SEEKING INORGANIC OPPORTUNITIES
“The intent to strengthen global footprint is very strong across the majority of the top 20 companies. While about one-fourth of them are already present in the regulated markets and are looking for opportunities to expand formulation capability beyond vanilla generics or are looking for front-end assets such as a brands or market strength, the remaining are looking at inorganic opportunities that will allow them to step foot into the regulated markets,” Vijayaraghavan said.
Describing Hyderabad-based Aurobindo Pharma Ltd.’s acquisition of Dublin-based Actavis plc as “a landmark transaction,” Vijayaraghavan said that she anticipated the trend would continue for at least for the next three years.
“This appetite is of greater significance given the current slowing down of U.S. and Chinese markets and relatively upbeat market landscape in India.”
On a global scale though, the Indian acquisitions are relatively modest.
“Indian companies are yet to engage in M&As on the scale witnessed globally,” but they are trying to keep up with global trends in the pharmaceuticals sector, said Chris Stirling, global chair of the consulting group KPMG Life Sciences during a BioAsia conference in Hyderabad in February.
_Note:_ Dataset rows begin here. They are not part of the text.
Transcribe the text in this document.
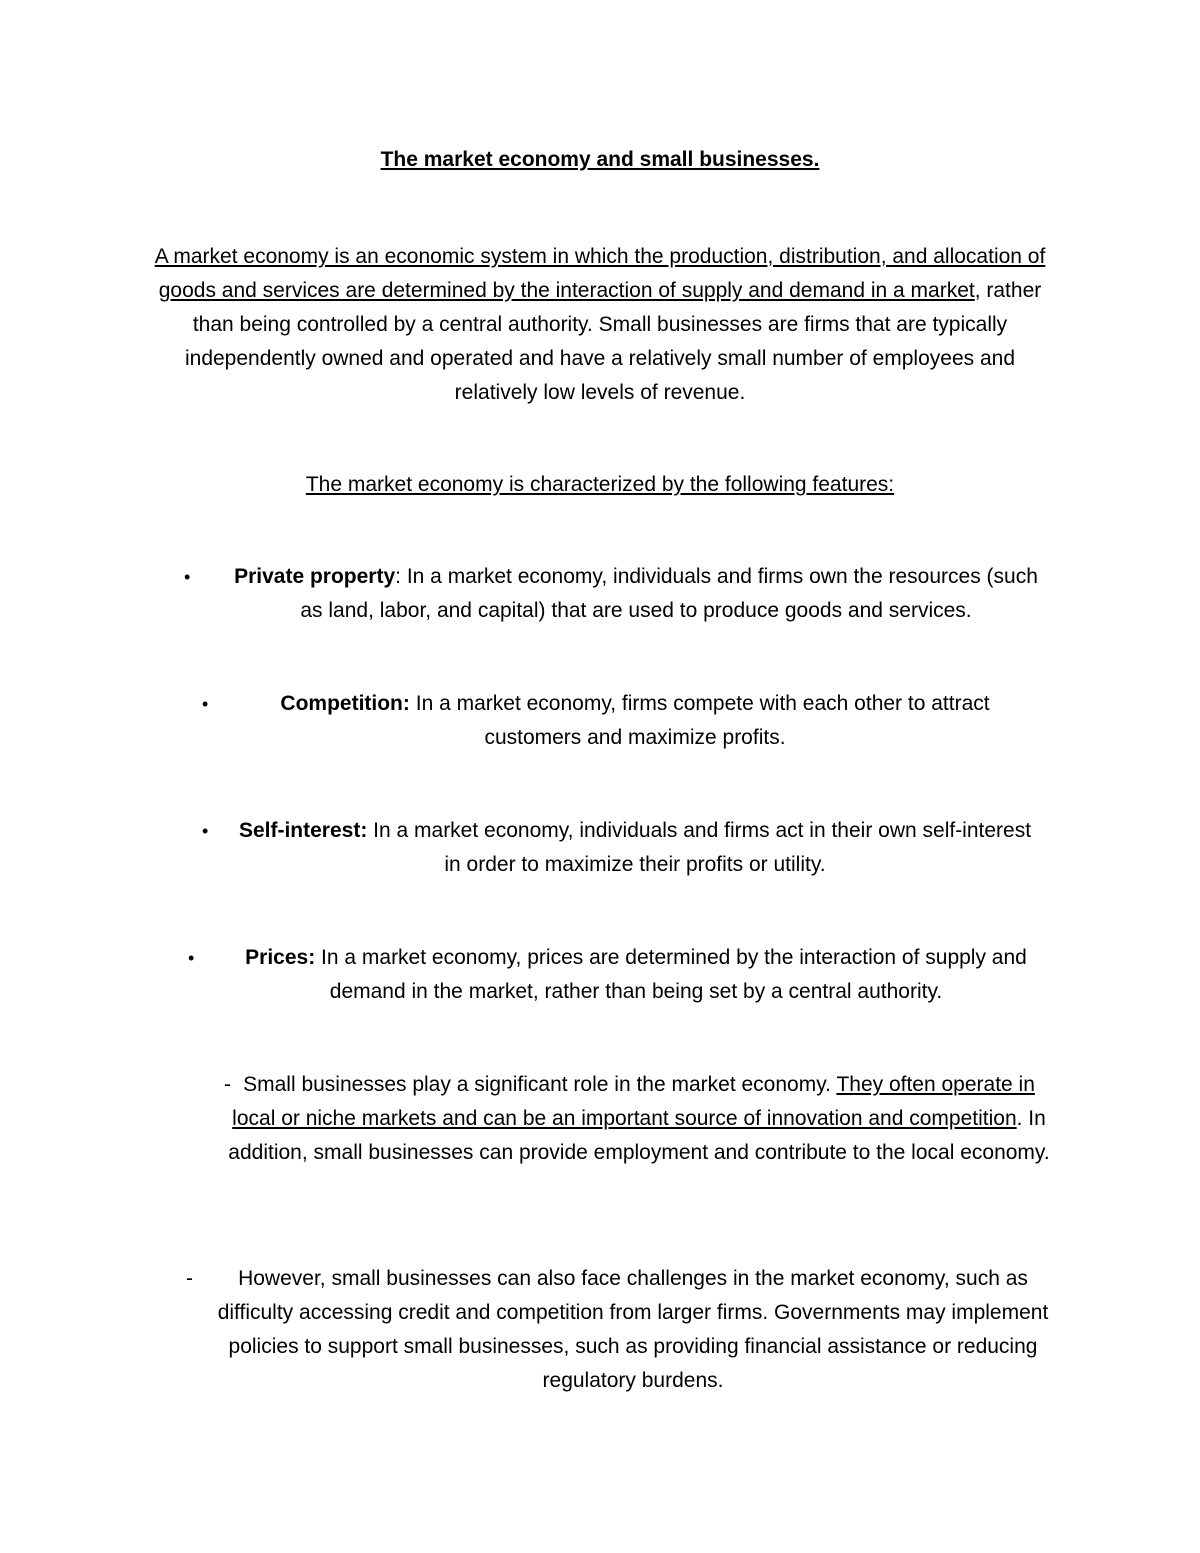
The market economy and small businesses.

A market economy is an economic system in which the production, distribution, and allocation of goods and services are determined by the interaction of supply and demand in a market, rather than being controlled by a central authority. Small businesses are firms that are typically independently owned and operated and have a relatively small number of employees and relatively low levels of revenue.

The market economy is characterized by the following features:

•	Private property: In a market economy, individuals and firms own the resources (such as land, labor, and capital) that are used to produce goods and services.
•	Competition: In a market economy, firms compete with each other to attract customers and maximize profits.
•	Self-interest: In a market economy, individuals and firms act in their own self-interest in order to maximize their profits or utility.
•	Prices: In a market economy, prices are determined by the interaction of supply and demand in the market, rather than being set by a central authority.
- Small businesses play a significant role in the market economy. They often operate in local or niche markets and can be an important source of innovation and competition. In addition, small businesses can provide employment and contribute to the local economy.
-	However, small businesses can also face challenges in the market economy, such as difficulty accessing credit and competition from larger firms. Governments may implement policies to support small businesses, such as providing financial assistance or reducing regulatory burdens.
Vijayaraghavan agrees. “The momentum in domestic M&A transactions in pharma in the last few years pales in comparison to the wider interest in outbound M&A,” she said. “The interest across industry participants has been lukewarm. Transaction sizes have been smaller as acquisitions or investments in general have been more for strategic product or portfolio expansion rather than market presence.”
“I anticipate the same level of subdued activity in domestic M&A given the scope for organic growth, welcoming IPO market and current trend of marketing partnerships. However, there is bound to be an active engagement in joint ventures, collaborations and licensing activity for domestic portfolio expansion,” she added.
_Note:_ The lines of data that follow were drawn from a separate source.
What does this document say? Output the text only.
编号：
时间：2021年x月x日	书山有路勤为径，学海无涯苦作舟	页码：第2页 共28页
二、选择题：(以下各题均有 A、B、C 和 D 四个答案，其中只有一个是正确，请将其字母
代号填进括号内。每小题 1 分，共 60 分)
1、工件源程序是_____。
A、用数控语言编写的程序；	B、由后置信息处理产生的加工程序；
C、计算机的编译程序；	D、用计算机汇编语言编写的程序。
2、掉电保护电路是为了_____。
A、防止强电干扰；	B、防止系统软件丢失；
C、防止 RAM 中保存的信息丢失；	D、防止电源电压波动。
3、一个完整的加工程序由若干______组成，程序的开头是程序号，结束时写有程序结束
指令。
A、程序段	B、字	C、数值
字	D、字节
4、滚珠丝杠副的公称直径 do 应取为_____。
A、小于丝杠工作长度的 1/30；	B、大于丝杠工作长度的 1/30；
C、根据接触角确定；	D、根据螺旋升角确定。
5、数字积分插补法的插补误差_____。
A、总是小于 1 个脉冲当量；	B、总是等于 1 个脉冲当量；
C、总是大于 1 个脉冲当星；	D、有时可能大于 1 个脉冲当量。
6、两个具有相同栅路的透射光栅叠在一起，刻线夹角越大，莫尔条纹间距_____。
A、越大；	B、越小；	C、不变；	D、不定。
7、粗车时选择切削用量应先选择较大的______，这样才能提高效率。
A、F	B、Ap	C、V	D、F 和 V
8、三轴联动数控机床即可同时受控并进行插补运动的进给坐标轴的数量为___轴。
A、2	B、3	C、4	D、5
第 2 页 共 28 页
Globally, M&A deals last year topped the $300 billion mark, said Stirling. Some mega deals included U.S.-based Pfizer Inc.’s acquisition of Ireland’s Allergan Inc. which is expected to ultimately be worth $160 billion and create a company that will have a revenue equivalent to the GDP of Denmark.
And continuing the trend in early 2016 is Shire plc’s acquisition of Baxalta Inc., of Bannockburn, Ill, which will split off from its parent company Baxter International Inc.and “create an absolute powerhouse in rare diseases.” (See BioWorld Today, Jan. 12, 2016.)
“Globally there is a huge buzz about alliances, mergers and acquisitions,” said Sanjay Singh, a partner at KPMG in India.
One driver of this stepped up level of activity is the increased pressure that the life sciences industry if facing globally, with shrinking government budgets for health care and lower budgets for research and development.
The industry “really has to adapt and radically change,” he said, likening the industry to a “polar bear in the Arctic ice which is slipping underneath and [the bear] needs to move to safer grounds.”